2)What if wear-leveling threshold is hit? How to move blocks?

> So at attach time we read the snapshot and scan the few NEED_SCAN
> blocks. They are either empty or assigned to a volume. If assigned
> they can replace an already existing logical erase block reference in
> the snapshot, so we know that we need to put the original physical
> erase block into a lazy back ground scan list.
>
> With that approach we keep the reliability of UBI untouched with the
> penalty of scanning a limited number of erase blocks at attach time.
>
> That limits the number of writes to the snapshot / log
> significantly.
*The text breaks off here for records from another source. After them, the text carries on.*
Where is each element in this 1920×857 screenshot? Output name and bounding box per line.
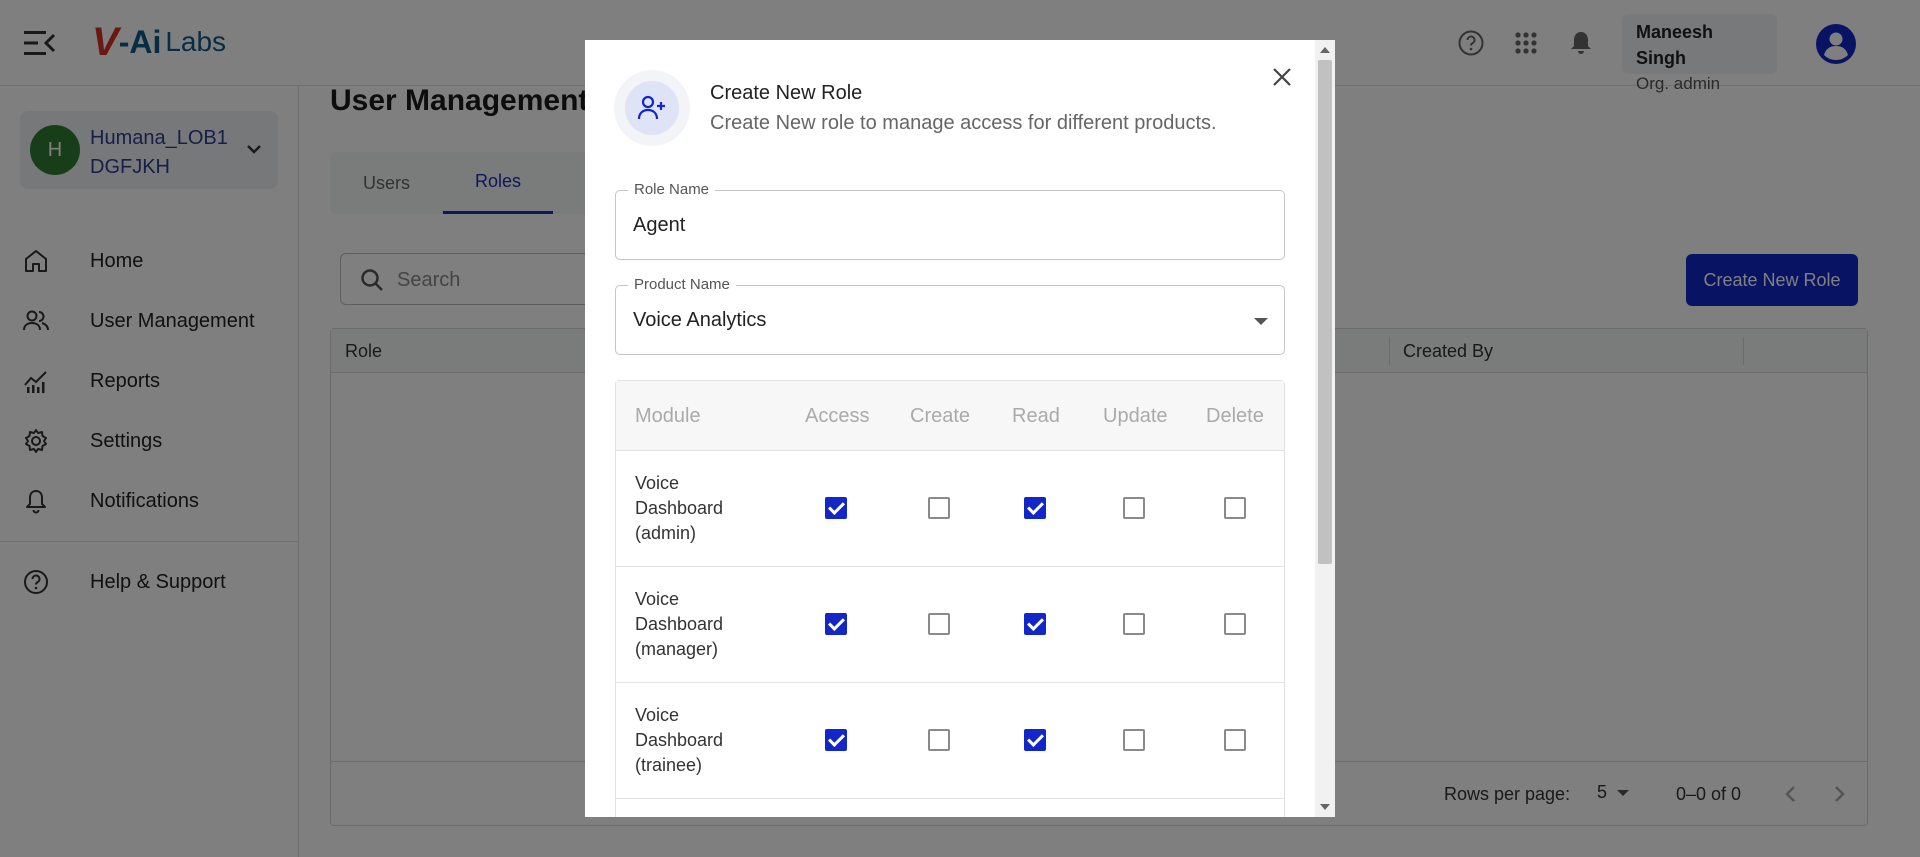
- role-name-field[interactable]: Role Name Agent: [615, 181, 1285, 260]
- read-checkbox[interactable]: [1024, 613, 1046, 635]
- access-checkbox[interactable]: [825, 729, 847, 751]
- read-checkbox[interactable]: [1024, 729, 1046, 751]
- column-header-delete: Delete: [1206, 405, 1264, 427]
- role-name-label: Role Name: [628, 181, 716, 198]
- access-checkbox[interactable]: [825, 497, 847, 519]
- dialog-title: Create New Role: [710, 82, 863, 104]
- column-header-module: Module: [635, 405, 701, 427]
- scroll-down-icon[interactable]: [1320, 804, 1330, 810]
- column-header-read: Read: [1012, 405, 1060, 427]
- dialog-icon-badge: [614, 70, 690, 146]
- product-name-value: Voice Analytics: [633, 309, 767, 331]
- permissions-header: Module Access Create Read Update Delete: [616, 381, 1284, 451]
- read-checkbox[interactable]: [1024, 497, 1046, 519]
- scroll-up-icon[interactable]: [1320, 47, 1330, 53]
- delete-checkbox[interactable]: [1224, 497, 1246, 519]
- column-header-update: Update: [1103, 405, 1168, 427]
- caret-down-icon: [1254, 318, 1268, 325]
- module-name: Voice Dashboard (manager): [635, 589, 724, 659]
- dialog-scrollbar[interactable]: [1315, 40, 1335, 817]
- permission-row: Voice Dashboard (trainee): [616, 683, 1284, 799]
- scroll-thumb[interactable]: [1318, 60, 1332, 564]
- create-role-dialog: Create New Role Create New role to manag…: [585, 40, 1335, 817]
- add-user-icon: [625, 81, 679, 135]
- permission-row: Voice Dashboard (admin): [616, 451, 1284, 567]
- create-checkbox[interactable]: [928, 497, 950, 519]
- update-checkbox[interactable]: [1123, 729, 1145, 751]
- column-header-access: Access: [805, 405, 870, 427]
- module-name: Voice Dashboard (admin): [635, 473, 724, 543]
- product-name-label: Product Name: [628, 276, 736, 293]
- permission-row: Voice Dashboard (manager): [616, 567, 1284, 683]
- module-name: Voice Dashboard (trainee): [635, 705, 724, 775]
- update-checkbox[interactable]: [1123, 497, 1145, 519]
- dialog-subtitle: Create New role to manage access for dif…: [710, 112, 1217, 134]
- create-checkbox[interactable]: [928, 729, 950, 751]
- column-header-create: Create: [910, 405, 971, 427]
- role-name-input[interactable]: Agent: [633, 214, 685, 237]
- delete-checkbox[interactable]: [1224, 613, 1246, 635]
- permissions-table: Module Access Create Read Update Delete …: [615, 380, 1285, 817]
- delete-checkbox[interactable]: [1224, 729, 1246, 751]
- update-checkbox[interactable]: [1123, 613, 1145, 635]
- create-checkbox[interactable]: [928, 613, 950, 635]
- access-checkbox[interactable]: [825, 613, 847, 635]
- product-name-select[interactable]: Product Name Voice Analytics: [615, 276, 1285, 355]
- close-icon[interactable]: [1267, 62, 1297, 92]
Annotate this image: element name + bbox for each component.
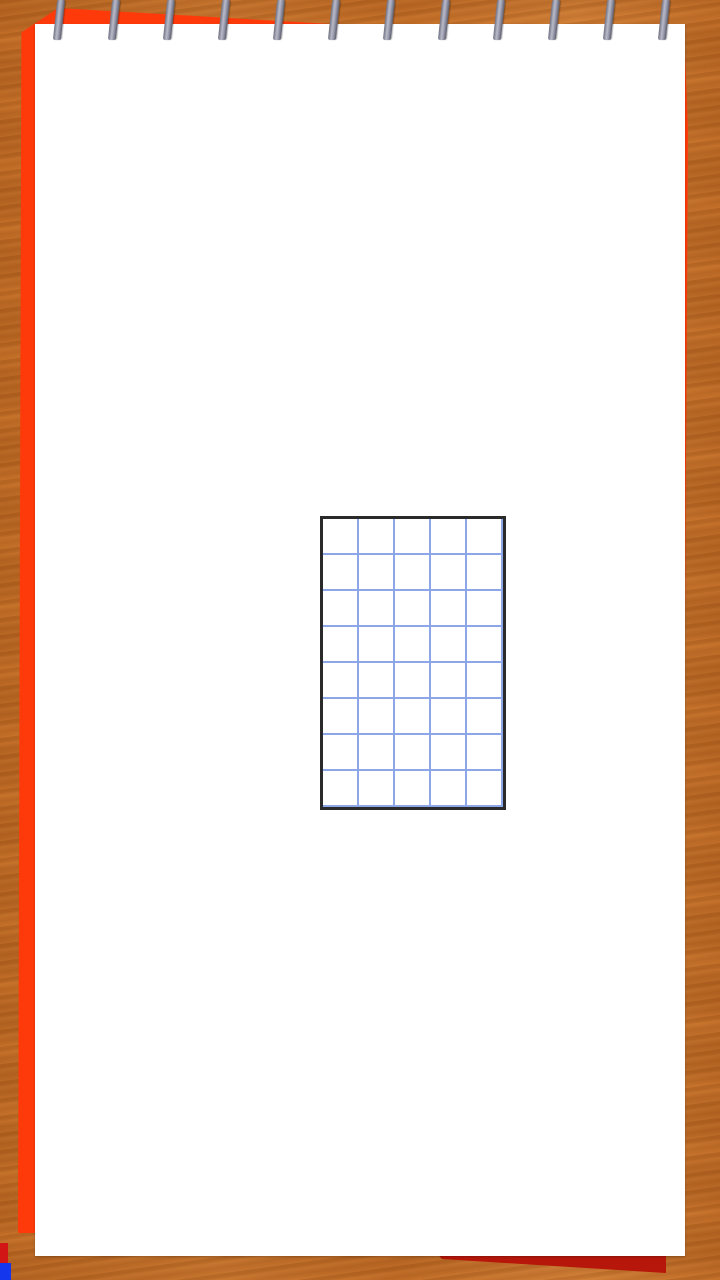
game-board-grid[interactable] xyxy=(320,516,506,810)
corner-marker-red xyxy=(0,1243,8,1263)
notebook-page xyxy=(35,24,685,1256)
corner-marker-blue xyxy=(0,1263,11,1280)
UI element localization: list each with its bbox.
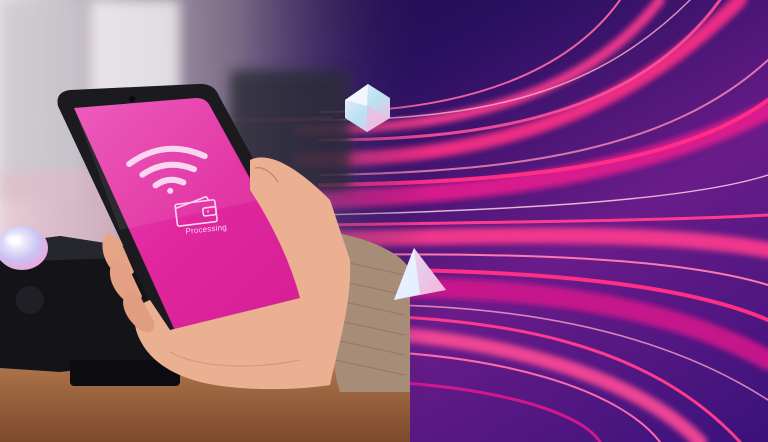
payment-scene: Processing [0, 0, 768, 442]
scene-illustration [0, 0, 768, 442]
For devices with a low write frequency that means that
> the snapshot block can be untouched for a very long time.
>
> The speed penalty is constant and does not depend on the number of log
> entries after the snapshot.
>
> Your full log approach is going to slower once the number of log
> entries is greater than the number of NEED_SCAN marked blocks.
>
> If we assume a page read time of 1ms and the number of NEED_SCAN
> blocks of 64, then we talk about a constant overhead of 64 ms.
>
> So lets look at the full picture:
>
> Flashsize:                   1 GiB
> Eraseblocksize:            128 KiB
> Pagesize:                    2 KiB
> Subpagesize:                 1 KiB
> Number of erase blocks:   8192
>
> Snapshot size per block:    16 Byte
> Full snapshot size:        128 KiB
> Full snapshot pages:        64
>
> Number of NEED_SCAN blocks: 64
>
> Number of blocks to scan
> for finding super block(s): 64
>
> So with an assumption of page read time == 1ms the total time of
> building the initial data structures in RAM is 3 * 64ms.
>
> So yes, it _IS_ 3 times the time which we need for your log approach
> (assumed that the super block is first good block and the number of
> log entries after the snapshot is 0)
>
> So once we agree that a moveable super block is the correct way, the
> speed advantage is of your log approach is 64ms (still assumed that
> the number of log entry pages is 0)
>
> Now take the log entries into account. Once you have to read 64 pages
> worth of log entries, which happens in the above example after exaclty
> 128 entries, the speed advantage is exaclty zero. From that point on
> it's going to be worse.
>
> Thoughts ?
It is getting complicated. Should we fix back word compatibility first
and then can come to these optimization?